1) what would the charge be: Obstruction of Justice? Contempt of Court?

2) how could that kind of legal bottleneck in such an important trial, be met??

3) Who could launch the legal challenge? Must it come from the Attorney General (ha ha)? ... from the bench? ... or could a Concerned Citizen do it?

There does seem to be an alarming serenity descending upon the entire scene. It's like "Move along, folks ... ain't nothin' to see here ... just move along."

You are welcome, Mary. I would appreciate it if anyone would like to clarify my comment above, further.

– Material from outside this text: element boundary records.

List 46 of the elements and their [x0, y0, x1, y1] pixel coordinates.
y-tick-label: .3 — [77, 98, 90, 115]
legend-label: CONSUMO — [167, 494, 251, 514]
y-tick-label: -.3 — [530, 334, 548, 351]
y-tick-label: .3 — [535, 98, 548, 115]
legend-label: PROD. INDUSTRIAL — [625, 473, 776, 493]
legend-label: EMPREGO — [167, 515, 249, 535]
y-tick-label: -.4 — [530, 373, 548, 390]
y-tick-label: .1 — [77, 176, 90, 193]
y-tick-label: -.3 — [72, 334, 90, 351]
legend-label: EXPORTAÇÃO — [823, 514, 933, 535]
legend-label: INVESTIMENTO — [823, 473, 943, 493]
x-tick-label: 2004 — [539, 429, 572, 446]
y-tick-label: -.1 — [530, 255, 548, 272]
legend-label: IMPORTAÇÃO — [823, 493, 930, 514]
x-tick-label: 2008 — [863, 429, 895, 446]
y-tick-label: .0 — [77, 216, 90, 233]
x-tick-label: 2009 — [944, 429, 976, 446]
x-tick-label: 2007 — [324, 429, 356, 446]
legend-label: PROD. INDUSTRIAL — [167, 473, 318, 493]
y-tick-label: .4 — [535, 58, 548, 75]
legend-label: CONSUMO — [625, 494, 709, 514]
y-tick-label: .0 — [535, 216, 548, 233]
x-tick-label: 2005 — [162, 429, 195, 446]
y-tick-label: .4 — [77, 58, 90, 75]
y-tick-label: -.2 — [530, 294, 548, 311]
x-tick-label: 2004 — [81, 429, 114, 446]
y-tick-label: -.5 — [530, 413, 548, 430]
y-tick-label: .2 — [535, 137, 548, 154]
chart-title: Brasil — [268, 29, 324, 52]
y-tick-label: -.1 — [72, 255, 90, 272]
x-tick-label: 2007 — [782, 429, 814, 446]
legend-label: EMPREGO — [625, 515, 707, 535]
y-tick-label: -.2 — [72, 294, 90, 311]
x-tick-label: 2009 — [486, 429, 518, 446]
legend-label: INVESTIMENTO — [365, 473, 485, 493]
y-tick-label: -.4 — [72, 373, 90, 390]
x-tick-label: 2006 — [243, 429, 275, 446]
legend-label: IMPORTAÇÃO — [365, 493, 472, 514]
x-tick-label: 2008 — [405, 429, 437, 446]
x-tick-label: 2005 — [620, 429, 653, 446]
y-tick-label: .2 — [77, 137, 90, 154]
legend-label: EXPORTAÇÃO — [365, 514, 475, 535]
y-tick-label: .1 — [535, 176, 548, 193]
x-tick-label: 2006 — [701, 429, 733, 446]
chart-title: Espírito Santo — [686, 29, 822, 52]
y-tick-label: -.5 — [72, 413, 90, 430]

"So far as I know, nobody has seen even the legal agreement under which our B.C. Railway was sold. BC Mary

Blatant stonewalling, oui? BC Rail was owned by the people for the people; it was sold by politicians behind secretive doors, for the benefit of their pals everywhichway.

Wherever there is stonewalling one can guarantee there is desperate, dirty dealing to block the truth which would bring the culprits down; back field in motion to protect reputations of highly placed people - at ANY COST.

Another factor we should all consider is: what Basi & Virk have on those same people that they could sing publically about, including in court.

Re: your questions; I'll give it a whirl:

1. I believe the Judge could put specific people in contempt of court - but she has to 'cite' them that they have not followed her order. Would she do this? Only Judge Bennett knows for sure LOL.

2. Same as above.

3. Not sure other than my answer to 1. above.

I am personally hoping that since there is such a huge production of ordered documents that the delay is simply due to the mechanics involved. However . . . somewhere along that path there probably is a lot of redacting with large black pens going on from crown lawyers related to the confidential damning documents. This I know from experience.

Let us all hope Madame Justice Bennett keeps the train on the rails, for the citizens of BC & for her own reputation's sake.

Our society is in dire need of a deep cleanse, ethically.
N.B. Further to my comment above,

"The Assistant Deputy Minister in charge of the Criminal Justice Branch appoints the Special Prosecutors, Mr. Bob Gillen". . . .

. . . for the record: I do not believe that Mr. Gillen was the Assistant Deputy Minister at the time that Special Prosecutor Bill Berardino was appointed.

Yes, according to what I've found, it was Robert Gillen, assistant deputy attorney-general, who appointed Bill Berardino.

And Bill Berardino was once a partner of the Attorney General, Geoff Plant, when they were at Russell & DuMoulin (now Fasken Martineau DuMoulin) so it doesn't really seem to fulfill the requirement for a Special Prosecutor who is unconnected to government.